In 1815, the brothers were arrested for illegal commerce and imprisoned in Russia until 1819, despite Heinrich's efforts to secure their release. After their liberation, they traveled discreetly to Zurich before departing for Cuba, where they arrived in 1820 or 1821.

== Life in Cuba ==
In Cuba, the Escher brothers established themselves at the coffee plantation called Buen Retiro, located near Artemisa west of Havana. The plantation was likely acquired in 1821. While Friedrich Ludwig remained as the primary owner and manager until his death, Ferdinand served as the plantation's administrator. In this role, he was responsible for the plantation's finances and oversight, which included determining the work quotas for the enslaved workers and ordering punishments when deemed necessary.

Ferdinand's position as administrator rather than primary owner reflected the practical considerations of plantation management. Having two chiefs would have been both costly and problematic for operational control. His role as the younger brother likely relegated him to this secondary but crucial administrative function.

== Return to Switzerland ==
Ferdinand Escher returned to Zurich in 1826, while his brother Friedrich Ludwig remained at the plantation until his death near Artemisa. The exact reasons for Ferdinand's departure from Cuba are not definitively known, but they may have been related to his dissatisfaction with rural life in western Cuba, where the coffee plantations bordered undeveloped lands, and his secondary role in the plantation's hierarchy. It is suggested that Ferdinand, who may have served as administrator reluctantly, either could not or did not wish to continue in this capacity for an extended period.
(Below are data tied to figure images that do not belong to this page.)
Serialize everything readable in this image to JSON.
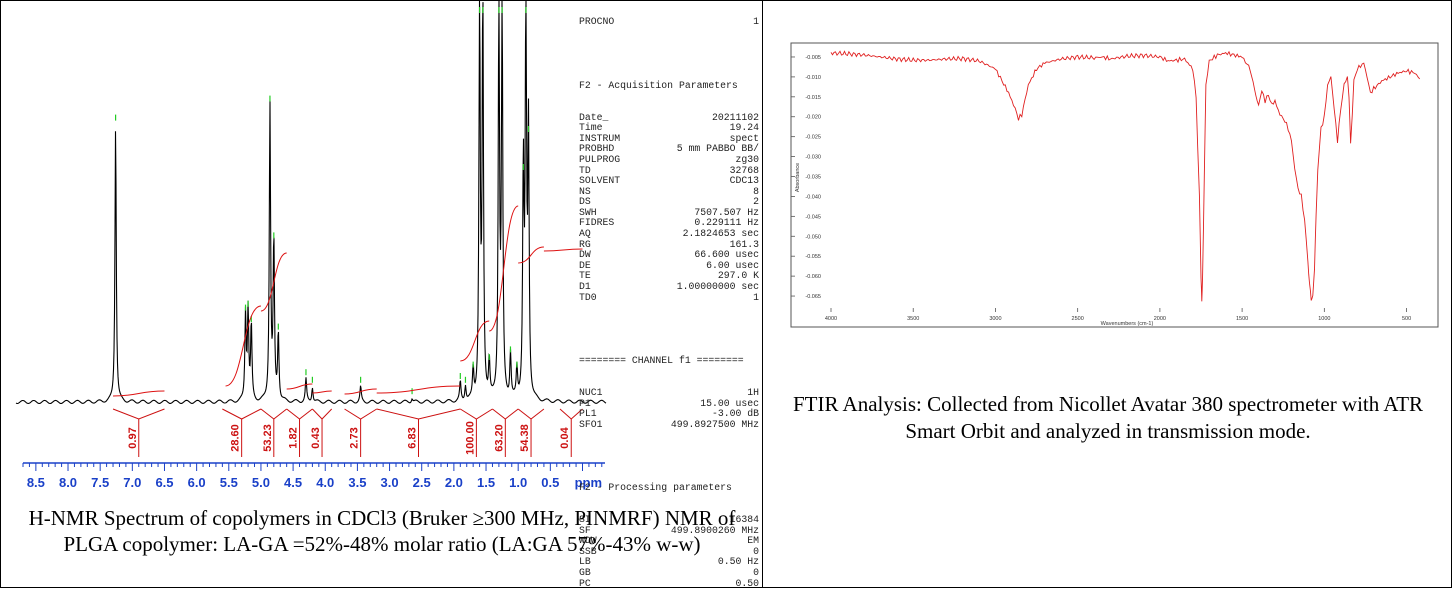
{
  "nmr": {
    "caption": "H-NMR Spectrum of copolymers in CDCl3 (Bruker ≥300 MHz, PINMRF) NMR of PLGA copolymer: LA-GA =52%-48% molar ratio (LA:GA 57%-43% w-w)",
    "acquisition_header": "F2 - Acquisition Parameters",
    "acquisition_params": [
      {
        "k": "Date_",
        "v": "20211102"
      },
      {
        "k": "Time",
        "v": "19.24"
      },
      {
        "k": "INSTRUM",
        "v": "spect"
      },
      {
        "k": "PROBHD",
        "v": "5 mm PABBO BB/"
      },
      {
        "k": "PULPROG",
        "v": "zg30"
      },
      {
        "k": "TD",
        "v": "32768"
      },
      {
        "k": "SOLVENT",
        "v": "CDC13"
      },
      {
        "k": "NS",
        "v": "8"
      },
      {
        "k": "DS",
        "v": "2"
      },
      {
        "k": "SWH",
        "v": "7507.507 Hz"
      },
      {
        "k": "FIDRES",
        "v": "0.229111 Hz"
      },
      {
        "k": "AQ",
        "v": "2.1824653 sec"
      },
      {
        "k": "RG",
        "v": "161.3"
      },
      {
        "k": "DW",
        "v": "66.600 usec"
      },
      {
        "k": "DE",
        "v": "6.00 usec"
      },
      {
        "k": "TE",
        "v": "297.0 K"
      },
      {
        "k": "D1",
        "v": "1.00000000 sec"
      },
      {
        "k": "TD0",
        "v": "1"
      }
    ],
    "channel_header": "======== CHANNEL f1 ========",
    "channel_params": [
      {
        "k": "NUC1",
        "v": "1H"
      },
      {
        "k": "P1",
        "v": "15.00 usec"
      },
      {
        "k": "PL1",
        "v": "-3.00 dB"
      },
      {
        "k": "SFO1",
        "v": "499.8927500 MHz"
      }
    ],
    "processing_header": "F2 - Processing parameters",
    "processing_params": [
      {
        "k": "SI",
        "v": "16384"
      },
      {
        "k": "SF",
        "v": "499.8900260 MHz"
      },
      {
        "k": "WDW",
        "v": "EM"
      },
      {
        "k": "SSB",
        "v": "0"
      },
      {
        "k": "LB",
        "v": "0.50 Hz"
      },
      {
        "k": "GB",
        "v": "0"
      },
      {
        "k": "PC",
        "v": "0.50"
      }
    ],
    "top_fragment_key": "PROCNO",
    "top_fragment_val": "1"
  },
  "ftir": {
    "caption": "FTIR Analysis: Collected from Nicollet Avatar 380 spectrometer with ATR Smart Orbit and analyzed in transmission mode."
  },
  "chart_data": [
    {
      "type": "line",
      "title": "",
      "xlabel": "ppm",
      "ylabel": "",
      "xlim": [
        8.7,
        -0.35
      ],
      "x_reversed": true,
      "x_ticks": [
        "8.5",
        "8.0",
        "7.5",
        "7.0",
        "6.5",
        "6.0",
        "5.5",
        "5.0",
        "4.5",
        "4.0",
        "3.5",
        "3.0",
        "2.5",
        "2.0",
        "1.5",
        "1.0",
        "0.5",
        "ppm"
      ],
      "peaks_ppm": [
        {
          "x": 7.26,
          "h": 0.73
        },
        {
          "x": 5.24,
          "h": 0.23
        },
        {
          "x": 5.2,
          "h": 0.24
        },
        {
          "x": 5.15,
          "h": 0.2
        },
        {
          "x": 4.86,
          "h": 0.78
        },
        {
          "x": 4.8,
          "h": 0.42
        },
        {
          "x": 4.73,
          "h": 0.18
        },
        {
          "x": 4.3,
          "h": 0.06
        },
        {
          "x": 4.2,
          "h": 0.04
        },
        {
          "x": 3.45,
          "h": 0.04
        },
        {
          "x": 2.65,
          "h": 0.01
        },
        {
          "x": 1.9,
          "h": 0.05
        },
        {
          "x": 1.82,
          "h": 0.04
        },
        {
          "x": 1.7,
          "h": 0.08
        },
        {
          "x": 1.6,
          "h": 1.05
        },
        {
          "x": 1.55,
          "h": 1.05
        },
        {
          "x": 1.45,
          "h": 0.1
        },
        {
          "x": 1.3,
          "h": 1.05
        },
        {
          "x": 1.25,
          "h": 1.05
        },
        {
          "x": 1.12,
          "h": 0.12
        },
        {
          "x": 1.02,
          "h": 0.08
        },
        {
          "x": 0.92,
          "h": 0.6
        },
        {
          "x": 0.88,
          "h": 1.05
        },
        {
          "x": 0.84,
          "h": 0.7
        }
      ],
      "integrals": [
        {
          "label": "0.97",
          "from": 7.3,
          "to": 6.5
        },
        {
          "label": "28.60",
          "from": 5.6,
          "to": 5.0
        },
        {
          "label": "53.23",
          "from": 5.0,
          "to": 4.6
        },
        {
          "label": "1.82",
          "from": 4.6,
          "to": 4.2
        },
        {
          "label": "0.43",
          "from": 4.2,
          "to": 3.9
        },
        {
          "label": "2.73",
          "from": 3.7,
          "to": 3.2
        },
        {
          "label": "6.83",
          "from": 3.2,
          "to": 1.9
        },
        {
          "label": "100.00",
          "from": 1.9,
          "to": 1.4
        },
        {
          "label": "63.20",
          "from": 1.4,
          "to": 1.0
        },
        {
          "label": "54.38",
          "from": 1.0,
          "to": 0.6
        },
        {
          "label": "0.04",
          "from": 0.35,
          "to": 0.0
        }
      ]
    },
    {
      "type": "line",
      "title": "",
      "xlabel": "Wavenumbers (cm-1)",
      "ylabel": "Absorbance",
      "xlim": [
        4000,
        400
      ],
      "ylim": [
        -0.068,
        -0.003
      ],
      "x_reversed": true,
      "x_ticks": [
        "4000",
        "3500",
        "3000",
        "2500",
        "2000",
        "1500",
        "1000",
        "500"
      ],
      "y_ticks": [
        "-0.005",
        "-0.010",
        "-0.015",
        "-0.020",
        "-0.025",
        "-0.030",
        "-0.035",
        "-0.040",
        "-0.045",
        "-0.050",
        "-0.055",
        "-0.060",
        "-0.065"
      ],
      "color": "#e02020",
      "x": [
        4000,
        3900,
        3800,
        3700,
        3600,
        3500,
        3400,
        3300,
        3200,
        3100,
        3000,
        2960,
        2920,
        2880,
        2860,
        2840,
        2800,
        2750,
        2700,
        2600,
        2500,
        2400,
        2350,
        2300,
        2200,
        2100,
        2000,
        1950,
        1900,
        1850,
        1800,
        1780,
        1760,
        1750,
        1745,
        1740,
        1730,
        1720,
        1700,
        1650,
        1600,
        1550,
        1500,
        1450,
        1425,
        1400,
        1380,
        1360,
        1340,
        1320,
        1300,
        1280,
        1260,
        1240,
        1220,
        1200,
        1180,
        1160,
        1140,
        1120,
        1100,
        1090,
        1080,
        1070,
        1060,
        1050,
        1040,
        1020,
        1000,
        980,
        960,
        940,
        920,
        900,
        880,
        860,
        850,
        840,
        820,
        800,
        760,
        740,
        720,
        700,
        650,
        600,
        550,
        500,
        450,
        420
      ],
      "y": [
        -0.004,
        -0.0042,
        -0.0045,
        -0.005,
        -0.0055,
        -0.0058,
        -0.0058,
        -0.0055,
        -0.0054,
        -0.006,
        -0.008,
        -0.011,
        -0.014,
        -0.018,
        -0.0205,
        -0.0195,
        -0.012,
        -0.008,
        -0.0065,
        -0.0055,
        -0.005,
        -0.0052,
        -0.005,
        -0.0055,
        -0.0048,
        -0.0046,
        -0.005,
        -0.006,
        -0.0058,
        -0.0055,
        -0.008,
        -0.015,
        -0.04,
        -0.06,
        -0.066,
        -0.06,
        -0.035,
        -0.012,
        -0.006,
        -0.0045,
        -0.004,
        -0.0045,
        -0.005,
        -0.008,
        -0.013,
        -0.017,
        -0.0135,
        -0.016,
        -0.0145,
        -0.017,
        -0.016,
        -0.0185,
        -0.02,
        -0.021,
        -0.023,
        -0.026,
        -0.033,
        -0.038,
        -0.04,
        -0.046,
        -0.056,
        -0.062,
        -0.066,
        -0.065,
        -0.058,
        -0.045,
        -0.033,
        -0.023,
        -0.02,
        -0.012,
        -0.01,
        -0.018,
        -0.026,
        -0.018,
        -0.012,
        -0.01,
        -0.015,
        -0.027,
        -0.011,
        -0.008,
        -0.0065,
        -0.01,
        -0.014,
        -0.013,
        -0.011,
        -0.01,
        -0.009,
        -0.0085,
        -0.009,
        -0.0105
      ]
    }
  ]
}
Upon his return to Zurich, Ferdinand lived quietly at the house zum Neuberg with his unmarried siblings Georg and Anna Escher. He maintained little contact with Zurich's ruling class and did not participate in the city's social life, living in relative discretion until his death on 14 July 1855.

== Bibliography ==

- Hazard, Samuel. Cuba a pluma y lapiz, vol. 3, 1928, pp. 67-93 (English 1871).
- Singleton, Theresa A. Slavery behind the Wall. An Archaeology of a Cuban Coffee Plantation, 2015.
- Jung, Joseph. Alfred Escher. 1819-1882. Aufstieg, Macht, Tragik, 2017^{6} (2007), pp. 21-46.
- Zeuske, Michael. "Kaffee statt Zucker. Die globale commodity Kaffee und die Sklaverei auf Kuba (ca. 1790-1870)", in: Saeculum, 67/2, 2017, pp. 275-303.
- Zeuske, Michael Max Paul. "Tod bei Artemisa. Friedrich Ludwig Escher, Atlantic Slavery und die Akkumulation von Schweizer Kapital ausserhalb der Schweiz", in: Revue suisse d'histoire, 69/1, 2019, pp. 6-26.
- Brengard, Marcel; Schubert, Frank; Zürcher, Lukas. Die Beteiligung der Stadt Zürich sowie der Zürcherinnen und Zürcher an Sklaverei und Sklavenhandel vom 17. bis ins 19. Jahrhundert: Bericht zu Handen des Präsidialdepartements der Stadt Zürich, 2020.